Norfolk City Council Member Is Running For Lieutenant Governor
This story was updated Dec. 1, 2020 at 10:45 a.m.
Norfolk City Council member Andria McClellan is running for the Democratic nomination to be Virginia’s next lieutenant governor.
She said she was exploring a run for lieutenant governor in July, with the launch of a political action committee. A note of transparency -- McClellan sits on the WHRO Governing Board of Directors.
Her platform for lieutenant governor includes issues she’s worked on locally, like ensuring access to high-speed internet; creating more high-paying jobs and addressing climate change by investing in clean energy; and creating a more equitable education system.
“We’re a Commonwealth that wins by addition, not by subtraction and certainly not by division,” she said in her formal announcement video.
In an interview with WHRO, McClellan said she practices “pragmatic progressivism.”
“How do we take those ideals of the Democratic party and make sure they work for everybody,” she said.
The lieutenant governor position provides a platform to address statewide issues, McClellan said. She would use the position to focus on the same issues she has since her 2016 election to represent Superward 6 in the Norfolk City Council.

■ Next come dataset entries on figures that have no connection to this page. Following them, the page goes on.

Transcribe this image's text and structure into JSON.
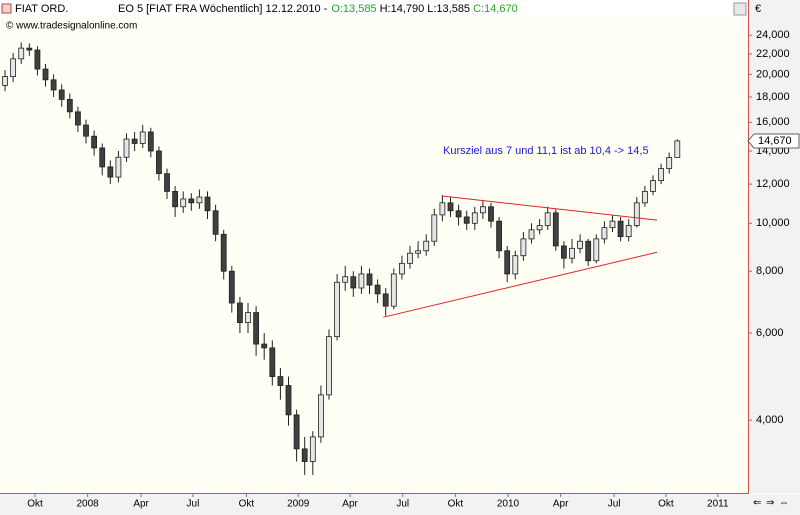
{
  "header": {
    "symbol": "FIAT ORD.",
    "info": "EO 5 [FIAT FRA  Wöchentlich] 12.12.2010 -",
    "open": "O:13,585",
    "high": "H:14,790",
    "low": "L:13,585",
    "close": "C:14,670",
    "source": "© www.tradesignalonline.com"
  },
  "chart_data": {
    "type": "candlestick",
    "currency": "€",
    "annotation": "Kursziel aus 7 und 11,1 ist ab 10,4 -> 14,5",
    "log_scale": true,
    "up_color": "#e6e6e6",
    "down_color": "#404040",
    "trendline_color": "#e02020",
    "annotation_color": "#1a1ad0",
    "xlim": [
      -0.62,
      91.73
    ],
    "ylim": [
      2850,
      26000
    ],
    "xticks": [
      {
        "value": 3.7,
        "label": "Okt"
      },
      {
        "value": 10.2,
        "label": "2008"
      },
      {
        "value": 16.8,
        "label": "Apr"
      },
      {
        "value": 23.2,
        "label": "Jul"
      },
      {
        "value": 29.8,
        "label": "Okt"
      },
      {
        "value": 36.2,
        "label": "2009"
      },
      {
        "value": 42.6,
        "label": "Apr"
      },
      {
        "value": 49.1,
        "label": "Jul"
      },
      {
        "value": 55.6,
        "label": "Okt"
      },
      {
        "value": 62.1,
        "label": "2010"
      },
      {
        "value": 68.6,
        "label": "Apr"
      },
      {
        "value": 75.2,
        "label": "Jul"
      },
      {
        "value": 81.6,
        "label": "Okt"
      },
      {
        "value": 88,
        "label": "2011"
      }
    ],
    "yticks": [
      {
        "value": 4000,
        "label": "4,000"
      },
      {
        "value": 6000,
        "label": "6,000"
      },
      {
        "value": 8000,
        "label": "8,000"
      },
      {
        "value": 10000,
        "label": "10,000"
      },
      {
        "value": 12000,
        "label": "12,000"
      },
      {
        "value": 14000,
        "label": "14,000"
      },
      {
        "value": 16000,
        "label": "16,000"
      },
      {
        "value": 18000,
        "label": "18,000"
      },
      {
        "value": 20000,
        "label": "20,000"
      },
      {
        "value": 22000,
        "label": "22,000"
      },
      {
        "value": 24000,
        "label": "24,000"
      }
    ],
    "last_price": {
      "value": 14670,
      "label": "14,670"
    },
    "open": [
      19000,
      19800,
      21500,
      22600,
      22400,
      20500,
      19500,
      18600,
      17800,
      16800,
      15800,
      15000,
      14200,
      13000,
      12400,
      13600,
      14800,
      14500,
      15300,
      14000,
      12600,
      11600,
      10800,
      11200,
      11000,
      11300,
      10600,
      9500,
      8000,
      6900,
      6300,
      6600,
      5700,
      5600,
      4900,
      4700,
      4100,
      3500,
      3300,
      3700,
      4500,
      5900,
      7600,
      7800,
      7400,
      7900,
      7500,
      7200,
      6800,
      7900,
      8300,
      8700,
      8800,
      9200,
      10400,
      11000,
      10600,
      10300,
      10000,
      10500,
      10800,
      10100,
      8800,
      7900,
      8600,
      9300,
      9700,
      9900,
      10500,
      9000,
      8500,
      8900,
      9200,
      8400,
      9300,
      9800,
      10100,
      9400,
      9900,
      11000,
      11600,
      12200,
      12900,
      13585
    ],
    "high": [
      20400,
      22100,
      23200,
      23100,
      22800,
      21000,
      20000,
      19100,
      18300,
      17200,
      16200,
      15400,
      14500,
      13400,
      14000,
      15200,
      15300,
      15800,
      15600,
      14300,
      12900,
      11900,
      11600,
      11500,
      11700,
      11600,
      10900,
      9700,
      8200,
      7100,
      6900,
      6800,
      6000,
      5800,
      5100,
      4900,
      4200,
      3700,
      3800,
      4700,
      6100,
      7900,
      8200,
      8000,
      8200,
      8100,
      7700,
      7400,
      8100,
      8600,
      9000,
      9200,
      9500,
      10700,
      11400,
      11300,
      10900,
      10600,
      10800,
      11100,
      11000,
      10300,
      9000,
      8800,
      9600,
      10000,
      10200,
      10800,
      10700,
      9200,
      9300,
      9500,
      9300,
      9500,
      10100,
      10400,
      10300,
      10200,
      11300,
      11900,
      12500,
      13200,
      13900,
      14790
    ],
    "low": [
      18500,
      19300,
      21000,
      21800,
      19900,
      18900,
      18000,
      17200,
      16300,
      15300,
      14500,
      13700,
      12500,
      12000,
      12100,
      13300,
      14000,
      14200,
      13600,
      12200,
      11200,
      10300,
      10500,
      10600,
      10700,
      10200,
      9200,
      7700,
      6600,
      6000,
      6000,
      5400,
      5300,
      4700,
      4400,
      3900,
      3300,
      3100,
      3100,
      3600,
      4400,
      5800,
      7300,
      7100,
      7200,
      7200,
      6900,
      6500,
      6700,
      7700,
      8100,
      8500,
      8600,
      9000,
      10100,
      10300,
      9900,
      9700,
      9700,
      10200,
      9800,
      8500,
      7600,
      7700,
      8400,
      9100,
      9500,
      9700,
      8800,
      8100,
      8300,
      8700,
      8200,
      8300,
      9100,
      9600,
      9200,
      9200,
      9800,
      10800,
      11400,
      12000,
      12600,
      13585
    ],
    "close": [
      19800,
      21500,
      22600,
      22400,
      20500,
      19500,
      18600,
      17800,
      16800,
      15800,
      15000,
      14200,
      13000,
      12400,
      13600,
      14800,
      14500,
      15300,
      14000,
      12600,
      11600,
      10800,
      11200,
      11000,
      11300,
      10600,
      9500,
      8000,
      6900,
      6300,
      6600,
      5700,
      5600,
      4900,
      4700,
      4100,
      3500,
      3300,
      3700,
      4500,
      5900,
      7600,
      7800,
      7400,
      7900,
      7500,
      7200,
      6800,
      7900,
      8300,
      8700,
      8800,
      9200,
      10400,
      11000,
      10600,
      10300,
      10000,
      10500,
      10800,
      10100,
      8800,
      7900,
      8600,
      9300,
      9700,
      9900,
      10500,
      9000,
      8500,
      8900,
      9200,
      8400,
      9300,
      9800,
      10100,
      9400,
      9900,
      11000,
      11600,
      12200,
      12900,
      13585,
      14670
    ],
    "trendlines": [
      {
        "x": [
          54.1,
          80.5
        ],
        "y": [
          11350,
          10150
        ]
      },
      {
        "x": [
          46.7,
          80.5
        ],
        "y": [
          6460,
          8740
        ]
      }
    ]
  }
}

Her list includes broadband expansion (to benefit students, people working from home and older citizens who rely on telehealth services); workforce development for people who need re-training or new skills; and climate change, including the increased severe flooding that comes with it.
"Flooding is not just a Coastal Virginia issue anymore, it is a Commonwealth-wide issue," she said. "I'd really like to focus on flood mitigation and further the Virginia Clean Economy Act to reduce Virginia's carbon footprint."
McClellan is the first Democrat in Hampton Roads to officially run for the position, which already has a packed field, with several Democratic candidates in Northern Virginia vying for the party nomination.
"I think a statewide ticket must have representation from different parts of the commonwealth and selfishly, I absolutely believe Hampton Roads needs to be on the ticket," she said. "We’re a huge region, which includes the largest naval base in the would, one of the largest concentrations of federal military assets, one of the busiest seaports on the East Coast, so having a seat the table is critical."
Locally, current Republican Del. Glenn Davis of Virginia Beach has also launched a bid for a lieutenant governor, putting him in competition with a former Republican delegate and two others without past state political experience.
On his website, Davis says using federal dollars to help Virginia recover from COVID-19 is a priority, as is increased testing. He also says there should be better systems to get children back into school and support businesses that are struggling with shutdowns and other impacts.
Davis says broadband expansion is one way to help create and sustain jobs once the pandemic passes.
Like McClellan, education is a key priority for Davis, who says Virginia should expand access to specialized and charter schools. He wants to see more school building renovations, make sure students have access to modern technology and create smaller class sizes.
Both have to make it out of their respective party’s nomination process first. The primary is in June of next year.
The lieutenant governor presides over the state Senate and casts tie-breaking votes in that body. The lieutenant governor is also next in line to lead the state if something happens to the governor.
Virginians will elect a governor, lieutenant governor and attorney general in 2021.